Ces plats sont réalisés à la fois par des bénévoles de l’association (encadrés par des professionnel-les pour respecter les règles et normes de la restauration), de jeunes cuisinier-es professionnel-es et des habitant-es des Quatre-Chemins qui se projettent dans la restauration. “On a ce projet d’émergence des talents culinaires du quartier. On utilise l’espace pour leur permettre de s’essayer à la cuisine professionnelle”, explique Antonin. Au cours de ce qu’il appelle des “semaines thématiques”, des amateur-rices de cuisine peuvent se glisser dans la peau de chefs, de commis et de serveur-ses, “un peu comme une résidence” illustre-t-il. Si l’expérience leur plaît, iels sont ensuite dirigé-es par l’association vers des structures professionnalisantes comme les relais restauration de la ville.

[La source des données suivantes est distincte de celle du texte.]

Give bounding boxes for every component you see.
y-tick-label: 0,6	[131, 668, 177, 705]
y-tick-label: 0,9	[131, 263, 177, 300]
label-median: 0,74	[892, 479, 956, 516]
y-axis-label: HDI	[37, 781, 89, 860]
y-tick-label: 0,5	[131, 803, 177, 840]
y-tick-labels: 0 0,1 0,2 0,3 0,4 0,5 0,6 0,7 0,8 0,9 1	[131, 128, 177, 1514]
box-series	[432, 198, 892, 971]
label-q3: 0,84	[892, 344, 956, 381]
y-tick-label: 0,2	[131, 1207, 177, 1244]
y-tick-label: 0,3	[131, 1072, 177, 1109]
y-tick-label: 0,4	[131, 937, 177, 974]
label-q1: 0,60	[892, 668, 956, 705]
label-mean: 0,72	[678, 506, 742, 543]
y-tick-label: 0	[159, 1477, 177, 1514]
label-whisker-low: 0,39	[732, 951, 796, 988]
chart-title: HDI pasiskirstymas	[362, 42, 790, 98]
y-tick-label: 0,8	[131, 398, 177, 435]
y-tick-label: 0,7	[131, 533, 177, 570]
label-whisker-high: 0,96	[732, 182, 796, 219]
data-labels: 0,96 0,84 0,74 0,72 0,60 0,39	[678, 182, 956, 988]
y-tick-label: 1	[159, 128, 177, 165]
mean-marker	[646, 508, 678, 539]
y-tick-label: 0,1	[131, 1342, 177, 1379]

Une cuisine faite par les habitant-es du quartier donc, mais aussi pour elleux. La cantine associative propose une carte à petits prix. Comptez 11 euros pour un plat, 15 euros pour la formule entrée-plat ou plat-dessert, et 18 euros pour la formule entrée-plat-dessert. Le mardi, les plats sont à prix libres : “Jusqu’en septembre 2024, les plats étaient à prix libres tous les jours. Mais en raison de difficultés financières, nous sommes obligés de revoir notre modèle économique. On réfléchit à comment être solidaires autrement”, admet Antonin. Il est d’ailleurs permis, sans en abuser bien sûr, notamment aux résident.es d’Artagon de se poser avec une lunch box maison.

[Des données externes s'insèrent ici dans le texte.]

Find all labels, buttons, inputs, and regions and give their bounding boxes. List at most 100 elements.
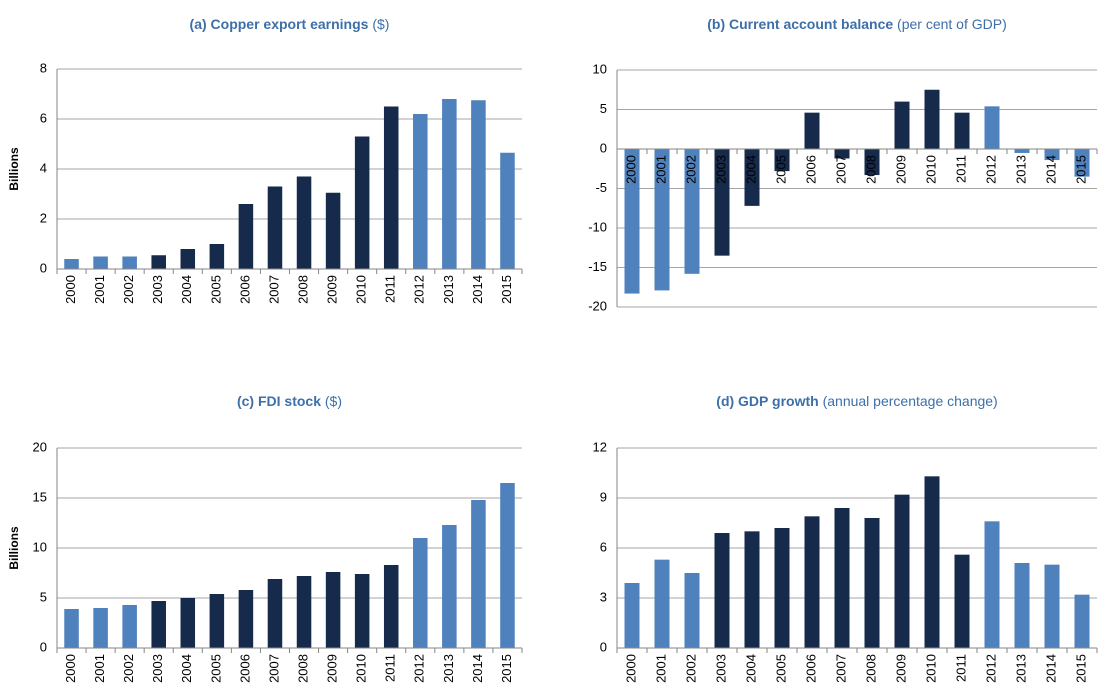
bar bbox=[804, 112, 820, 149]
x-tick-label: 2000 bbox=[63, 654, 78, 683]
x-tick-label: 2014 bbox=[470, 275, 485, 304]
y-tick-label: 5 bbox=[600, 101, 607, 116]
bar bbox=[1044, 149, 1060, 161]
bar bbox=[296, 576, 312, 648]
x-tick-label: 2005 bbox=[208, 275, 223, 304]
panel: (b) Current account balance (per cent of… bbox=[588, 16, 1098, 313]
x-tick-label: 2015 bbox=[499, 275, 514, 304]
x-tick-label: 2013 bbox=[441, 654, 456, 683]
bar bbox=[1014, 149, 1030, 153]
title-main: (c) FDI stock bbox=[237, 393, 321, 409]
panel: (c) FDI stock ($) Billions 0 5 10 15 20 2000 200… bbox=[7, 393, 523, 683]
bar bbox=[209, 244, 225, 269]
x-tick-label: 2014 bbox=[470, 654, 485, 683]
x-tick-label: 2014 bbox=[1043, 155, 1058, 184]
x-tick-label: 2011 bbox=[953, 155, 968, 183]
bar bbox=[500, 152, 515, 269]
bar bbox=[924, 89, 940, 149]
x-tick-label: 2010 bbox=[923, 654, 938, 683]
x-tick-label: 2003 bbox=[150, 275, 165, 304]
y-tick-label: -15 bbox=[588, 259, 607, 274]
x-tick-label: 2003 bbox=[713, 155, 728, 184]
y-tick-label: -20 bbox=[588, 298, 607, 313]
bar bbox=[924, 476, 940, 648]
y-tick-label: 0 bbox=[600, 140, 607, 155]
title-unit: ($) bbox=[372, 16, 389, 32]
bar bbox=[744, 531, 760, 648]
x-tick-label: 2010 bbox=[923, 155, 938, 184]
x-tick-label: 2013 bbox=[1013, 155, 1028, 184]
bar bbox=[413, 538, 428, 648]
bar bbox=[471, 100, 486, 269]
x-tick-label: 2012 bbox=[983, 155, 998, 184]
x-tick-label: 2013 bbox=[1013, 654, 1028, 683]
bar bbox=[684, 573, 700, 648]
bar bbox=[834, 508, 850, 648]
bar bbox=[714, 533, 730, 648]
bar bbox=[624, 149, 640, 294]
bar bbox=[894, 494, 910, 648]
panel: (a) Copper export earnings ($) Billions 0 2… bbox=[7, 16, 523, 304]
x-tick-label: 2000 bbox=[623, 155, 638, 184]
bar bbox=[267, 186, 283, 269]
bar bbox=[500, 483, 515, 648]
x-tick-label: 2001 bbox=[92, 654, 107, 683]
x-tick-label: 2012 bbox=[412, 275, 427, 304]
y-tick-label: 0 bbox=[600, 639, 607, 654]
panel-title: (b) Current account balance (per cent of… bbox=[707, 16, 1007, 32]
x-tick-label: 2006 bbox=[237, 275, 252, 304]
x-tick-label: 2008 bbox=[295, 275, 310, 304]
bar bbox=[894, 101, 910, 149]
x-tick-label: 2012 bbox=[412, 654, 427, 683]
bar bbox=[93, 256, 108, 269]
bar bbox=[383, 106, 399, 269]
bar bbox=[744, 149, 760, 206]
bar bbox=[654, 149, 670, 291]
x-tick-label: 2005 bbox=[208, 654, 223, 683]
bar bbox=[209, 594, 225, 648]
x-tick-label: 2009 bbox=[893, 155, 908, 184]
x-tick-label: 2000 bbox=[623, 654, 638, 683]
x-tick-label: 2004 bbox=[179, 275, 194, 304]
bar bbox=[864, 518, 880, 648]
bar bbox=[954, 554, 970, 648]
y-tick-label: 8 bbox=[40, 60, 47, 75]
x-tick-label: 2010 bbox=[354, 654, 369, 683]
bar bbox=[714, 149, 730, 256]
bar bbox=[442, 99, 457, 269]
bar bbox=[238, 204, 254, 269]
x-tick-label: 2013 bbox=[441, 275, 456, 304]
bar bbox=[267, 579, 283, 648]
bar bbox=[354, 136, 370, 269]
x-tick-label: 2015 bbox=[1073, 654, 1088, 683]
x-tick-label: 2001 bbox=[653, 654, 668, 683]
x-tick-label: 2004 bbox=[179, 654, 194, 683]
panel-title: (d) GDP growth (annual percentage change… bbox=[716, 393, 997, 409]
y-tick-label: -5 bbox=[595, 180, 607, 195]
bar bbox=[1014, 563, 1030, 648]
x-tick-label: 2002 bbox=[683, 654, 698, 683]
x-tick-label: 2005 bbox=[773, 654, 788, 683]
x-tick-label: 2002 bbox=[683, 155, 698, 184]
y-tick-label: 6 bbox=[600, 539, 607, 554]
bar bbox=[834, 149, 850, 159]
bar bbox=[471, 500, 486, 648]
y-tick-label: 10 bbox=[33, 539, 47, 554]
bar bbox=[151, 601, 166, 648]
x-tick-label: 2007 bbox=[266, 654, 281, 683]
x-tick-label: 2004 bbox=[743, 155, 758, 184]
y-tick-label: 0 bbox=[40, 639, 47, 654]
x-tick-label: 2000 bbox=[63, 275, 78, 304]
panel-title: (c) FDI stock ($) bbox=[237, 393, 342, 409]
x-tick-label: 2012 bbox=[983, 654, 998, 683]
x-tick-label: 2011 bbox=[383, 654, 398, 682]
x-tick-label: 2014 bbox=[1043, 654, 1058, 683]
bar bbox=[325, 192, 341, 269]
y-tick-label: 5 bbox=[40, 589, 47, 604]
y-tick-label: 12 bbox=[593, 439, 607, 454]
y-tick-label: 10 bbox=[593, 61, 607, 76]
title-unit: ($) bbox=[325, 393, 342, 409]
bar bbox=[64, 609, 79, 648]
x-tick-label: 2004 bbox=[743, 654, 758, 683]
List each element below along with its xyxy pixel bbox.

En attendant de trouver un modèle économique solidaire pérenne, la cantine reste fidèle à ses engagements dans sa programmation événementielle : “On organise beaucoup d’événements en tout genre et c’est un pan tout aussi intéressant que la restauration”, tient à préciser Antonin. Une fois la cantine fermée, on peut assister à des spectacles queer du collectif Bi Pan Paris, danser lors d’une boom des seniors (thème années 60 à 80) ou débattre autour de l’histoire coloniale avec le collectif Canal Historique, et ce jusqu’à 23h du mardi au vendredi et 18h le samedi. Il y en a pour tous les goûts à la cantine Pas si loin, du moment que ces goûts rassemblent.